Riding a '38 Autocycle Deluxe
I believe Carlisle bought out Pharis tire company. They continues the same style tire but changed the Pharis Mark to Carlisle.
Apparently it was the other way around and Pharis bought out Carlisle. From Wiki:
Carlisle Companies Incorporated has a history which began in 1917, when Charles S. Moomy opened Carlisle Tire and Rubber Company in Carlisle, Pennsylvania, to sell inner tubes to Montgomery Ward and Company. With thirty employees Carlisle Tire and Rubber Company began producing automobile inner tubes.

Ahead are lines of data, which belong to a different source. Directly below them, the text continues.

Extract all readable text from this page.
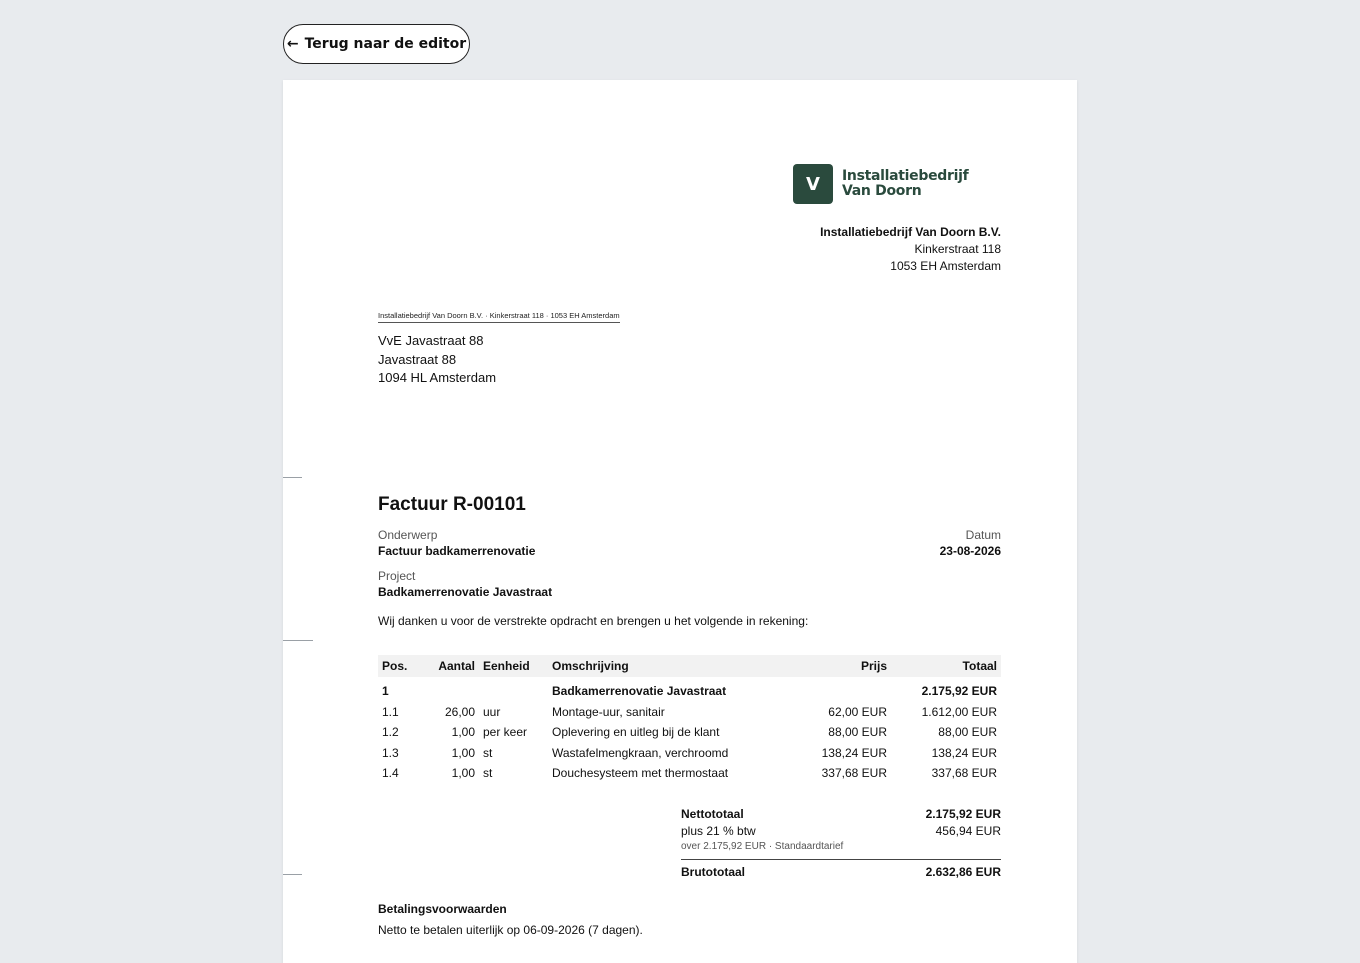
← Terug naar de editor
V	Installatiebedrijf Van Doorn
Installatiebedrijf Van Doorn B.V.
Kinkerstraat 118
1053 EH Amsterdam
Installatiebedrijf Van Doorn B.V. · Kinkerstraat 118 · 1053 EH Amsterdam
VvE Javastraat 88
Javastraat 88
1094 HL Amsterdam
Factuur R-00101
Onderwerp
Factuur badkamerrenovatie
Datum
23-08-2026
Project
Badkamerrenovatie Javastraat
Wij danken u voor de verstrekte opdracht en brengen u het volgende in rekening:
Pos.	Aantal	Eenheid	Omschrijving	Prijs	Totaal

1			Badkamerrenovatie Javastraat		2.175,92 EUR
1.1	26,00	uur	Montage-uur, sanitair	62,00 EUR	1.612,00 EUR
1.2	1,00	per keer	Oplevering en uitleg bij de klant	88,00 EUR	88,00 EUR
1.3	1,00	st	Wastafelmengkraan, verchroomd	138,24 EUR	138,24 EUR
1.4	1,00	st	Douchesysteem met thermostaat	337,68 EUR	337,68 EUR
Nettototaal	2.175,92 EUR
plus 21 % btw	456,94 EUR
over 2.175,92 EUR · Standaardtarief
Brutototaal	2.632,86 EUR
Betalingsvoorwaarden
Netto te betalen uiterlijk op 06-09-2026 (7 dagen).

The Company continued to grow and prosper through the 1920s.
With the Stock Market crash of 1929 and the beginning of the Depression, Carlisle Tire and Rubber, like most other companies during that era, found itself in a desperate struggle to stay afloat. Near the end of the 1930s, in order to avoid bankruptcy, Moomy turned all of his common and preferred stock over to the Federal Reserve Bank of Philadelphia which by then, as the largest shareholder, had control of the Company.

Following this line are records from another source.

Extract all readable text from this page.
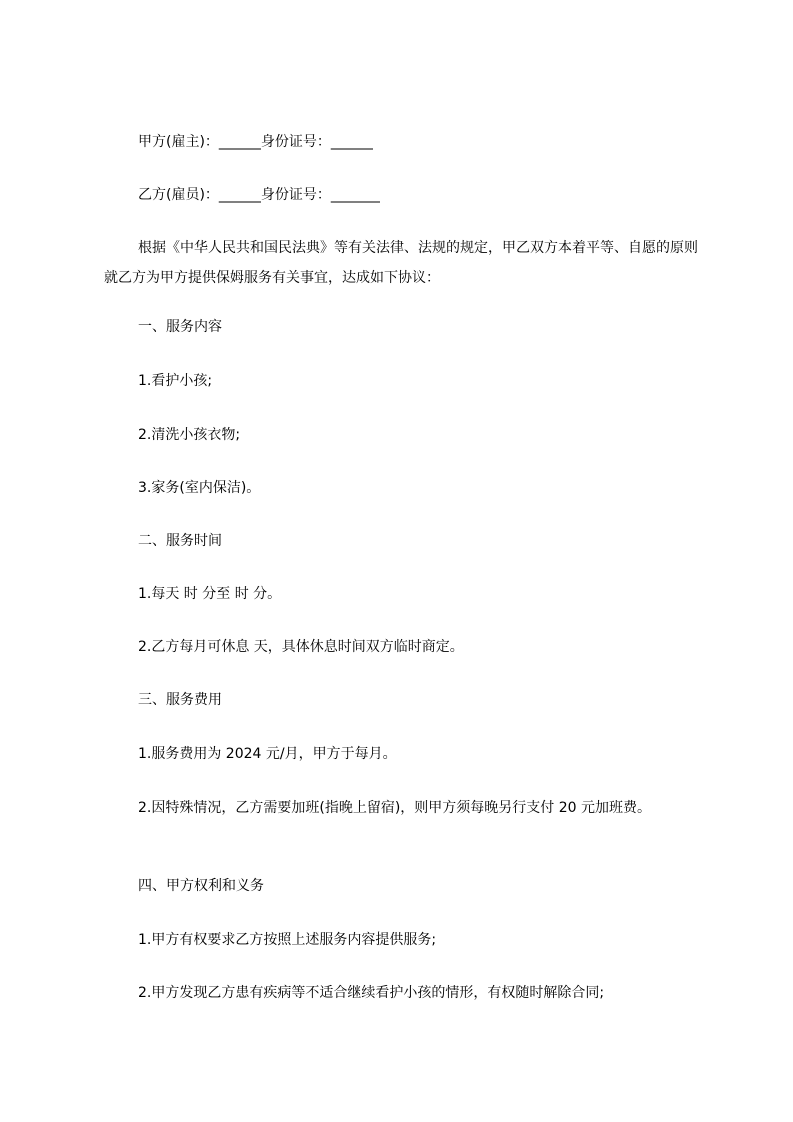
甲方(雇主)：______身份证号：______
乙方(雇员)：______身份证号：_______
根据《中华人民共和国民法典》等有关法律、法规的规定，甲乙双方本着平等、自愿的原则就乙方为甲方提供保姆服务有关事宜，达成如下协议：
一、服务内容
1.看护小孩;
2.清洗小孩衣物;
3.家务(室内保洁)。
二、服务时间
1.每天 时 分至 时 分。
2.乙方每月可休息 天，具体休息时间双方临时商定。
三、服务费用
1.服务费用为 2024 元/月，甲方于每月。
2.因特殊情况，乙方需要加班(指晚上留宿)，则甲方须每晚另行支付 20 元加班费。
四、甲方权利和义务
1.甲方有权要求乙方按照上述服务内容提供服务;
2.甲方发现乙方患有疾病等不适合继续看护小孩的情形，有权随时解除合同;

The end of the depression and the beginning of World War II forced changes upon the rubber industry. Japan cut off 95% of the natural rubber supply from the East Indies, forcing Carlisle, along with other companies, to seek other sources. In December 1945, Carlisle began to manufacture inner tubes using synthetic rubber.
Carlisle Tire and Rubber was purchased by Pharis Tire and Rubber Company in 1943 for $330,000. But significant losses followed and in 1949, the Board of Directors decided to liquidate the company. All Carlisle stock was distributed to the Pharis stockholders and the company was officially renamed Carlisle Corporation. In 1946, Carlisle purchased a company that produced molded friction products that are used on traditional brake shoes and thus began the starting point of what today is Carlisle Brake & Friction. This also ushered in a new phase for Carlisle as they began growing as a diversified manufacturing company.